The person at the other end of the line (who would only provide a first name) claimed to know nothing about what had supposedly been done during the previous ten phone calls.  Attempts to trace those other first-name-only customer service representatives, who had promised to take care of things, were fruitless.

During many sleepless nights, I sought comfort from the New York Times blog “The New Old Age,” which was established by Jane Gross, and has continued under Times writer Paula Span. Thanks to them (who I came to think of as trusted older sisters), their guest bloggers, and the countless readers who wrote in with questions and also advice, I learned what questions I should ask and discovered many valuable resources I hadn’t known about.  Most importantly, I learned I wasn’t alone.

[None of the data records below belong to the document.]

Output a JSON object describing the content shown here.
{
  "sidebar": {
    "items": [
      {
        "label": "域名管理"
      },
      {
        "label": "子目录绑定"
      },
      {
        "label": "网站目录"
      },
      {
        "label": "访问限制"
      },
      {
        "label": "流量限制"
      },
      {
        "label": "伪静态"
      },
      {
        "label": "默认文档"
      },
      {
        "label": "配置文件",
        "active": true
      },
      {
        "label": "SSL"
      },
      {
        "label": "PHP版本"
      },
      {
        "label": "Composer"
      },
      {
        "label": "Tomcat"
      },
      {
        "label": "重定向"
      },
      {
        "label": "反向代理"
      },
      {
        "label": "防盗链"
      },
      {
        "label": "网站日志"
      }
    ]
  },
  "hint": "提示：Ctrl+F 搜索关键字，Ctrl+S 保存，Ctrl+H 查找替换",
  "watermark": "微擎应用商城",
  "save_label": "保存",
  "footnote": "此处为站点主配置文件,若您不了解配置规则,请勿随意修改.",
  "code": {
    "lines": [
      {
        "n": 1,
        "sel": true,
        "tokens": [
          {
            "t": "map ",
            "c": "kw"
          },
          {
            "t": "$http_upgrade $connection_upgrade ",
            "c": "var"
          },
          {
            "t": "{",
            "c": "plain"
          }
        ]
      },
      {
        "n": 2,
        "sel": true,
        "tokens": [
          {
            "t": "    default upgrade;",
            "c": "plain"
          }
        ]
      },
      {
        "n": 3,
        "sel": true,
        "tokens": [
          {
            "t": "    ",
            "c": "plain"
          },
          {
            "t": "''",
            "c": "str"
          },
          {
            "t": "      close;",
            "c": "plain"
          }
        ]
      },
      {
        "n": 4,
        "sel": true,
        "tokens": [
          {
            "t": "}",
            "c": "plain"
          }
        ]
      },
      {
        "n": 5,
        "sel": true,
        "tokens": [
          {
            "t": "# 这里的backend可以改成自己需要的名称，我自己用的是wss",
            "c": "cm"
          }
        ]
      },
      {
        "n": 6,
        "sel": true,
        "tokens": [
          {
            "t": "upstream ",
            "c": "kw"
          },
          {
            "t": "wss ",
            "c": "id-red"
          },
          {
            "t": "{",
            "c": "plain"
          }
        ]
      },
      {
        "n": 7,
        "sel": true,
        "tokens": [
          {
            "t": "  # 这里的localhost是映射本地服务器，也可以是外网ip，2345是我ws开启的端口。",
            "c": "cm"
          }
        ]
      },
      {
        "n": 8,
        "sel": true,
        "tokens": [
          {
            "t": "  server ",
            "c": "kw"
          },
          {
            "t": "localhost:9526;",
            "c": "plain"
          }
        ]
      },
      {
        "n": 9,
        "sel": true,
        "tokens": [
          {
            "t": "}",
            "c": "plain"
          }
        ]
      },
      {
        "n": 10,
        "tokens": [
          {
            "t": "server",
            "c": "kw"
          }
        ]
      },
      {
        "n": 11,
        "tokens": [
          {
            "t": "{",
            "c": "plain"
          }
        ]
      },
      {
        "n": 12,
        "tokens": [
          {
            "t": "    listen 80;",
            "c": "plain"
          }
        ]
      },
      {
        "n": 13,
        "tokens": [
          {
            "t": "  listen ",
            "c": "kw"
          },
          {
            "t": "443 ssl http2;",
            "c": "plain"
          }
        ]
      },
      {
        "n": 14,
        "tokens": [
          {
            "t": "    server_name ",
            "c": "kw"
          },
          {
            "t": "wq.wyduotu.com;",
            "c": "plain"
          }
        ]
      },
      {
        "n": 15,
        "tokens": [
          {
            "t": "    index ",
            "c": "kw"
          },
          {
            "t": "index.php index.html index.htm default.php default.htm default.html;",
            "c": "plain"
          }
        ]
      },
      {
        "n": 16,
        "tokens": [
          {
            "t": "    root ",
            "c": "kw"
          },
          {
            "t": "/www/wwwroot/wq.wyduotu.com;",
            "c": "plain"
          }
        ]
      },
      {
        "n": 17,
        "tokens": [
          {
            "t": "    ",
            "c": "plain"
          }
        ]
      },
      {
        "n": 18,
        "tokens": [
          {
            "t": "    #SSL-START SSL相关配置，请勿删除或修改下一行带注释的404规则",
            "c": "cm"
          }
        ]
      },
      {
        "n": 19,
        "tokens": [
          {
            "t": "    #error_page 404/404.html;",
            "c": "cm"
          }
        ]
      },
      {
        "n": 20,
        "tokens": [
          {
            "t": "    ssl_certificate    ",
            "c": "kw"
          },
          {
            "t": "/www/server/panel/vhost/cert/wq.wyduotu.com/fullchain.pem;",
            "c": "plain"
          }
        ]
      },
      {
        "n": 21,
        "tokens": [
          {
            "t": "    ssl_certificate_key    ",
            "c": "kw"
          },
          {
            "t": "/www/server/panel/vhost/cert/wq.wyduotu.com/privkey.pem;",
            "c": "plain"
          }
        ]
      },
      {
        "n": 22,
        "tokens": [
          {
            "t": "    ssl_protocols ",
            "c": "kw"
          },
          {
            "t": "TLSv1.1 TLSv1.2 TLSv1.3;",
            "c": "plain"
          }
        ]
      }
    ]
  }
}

Jane Gross recently published A Bittersweet Season: Caring for our Aging Parents –and Ourselves, which is both her personal story of caring for her mother and an enlightening depiction of how Medicare really works.

Paula Span describes her 2009 book When the Time Comes: Families with Aging Parents Share Their Struggles and Solutions as “a support group in print.”

Even if you don’t think you need to yet, I urge you to talk to your parents about their financial situation, their wills and their insurance coverage (including long-term care insurance)   Make sure they have given someone power of attorney and have written directives for the disposition of their remains. Pay attention to the proposed Medicare-related changes in the ongoing health care debate.

Because when the time comes, it will be bittersweet, and you will want to be prepared.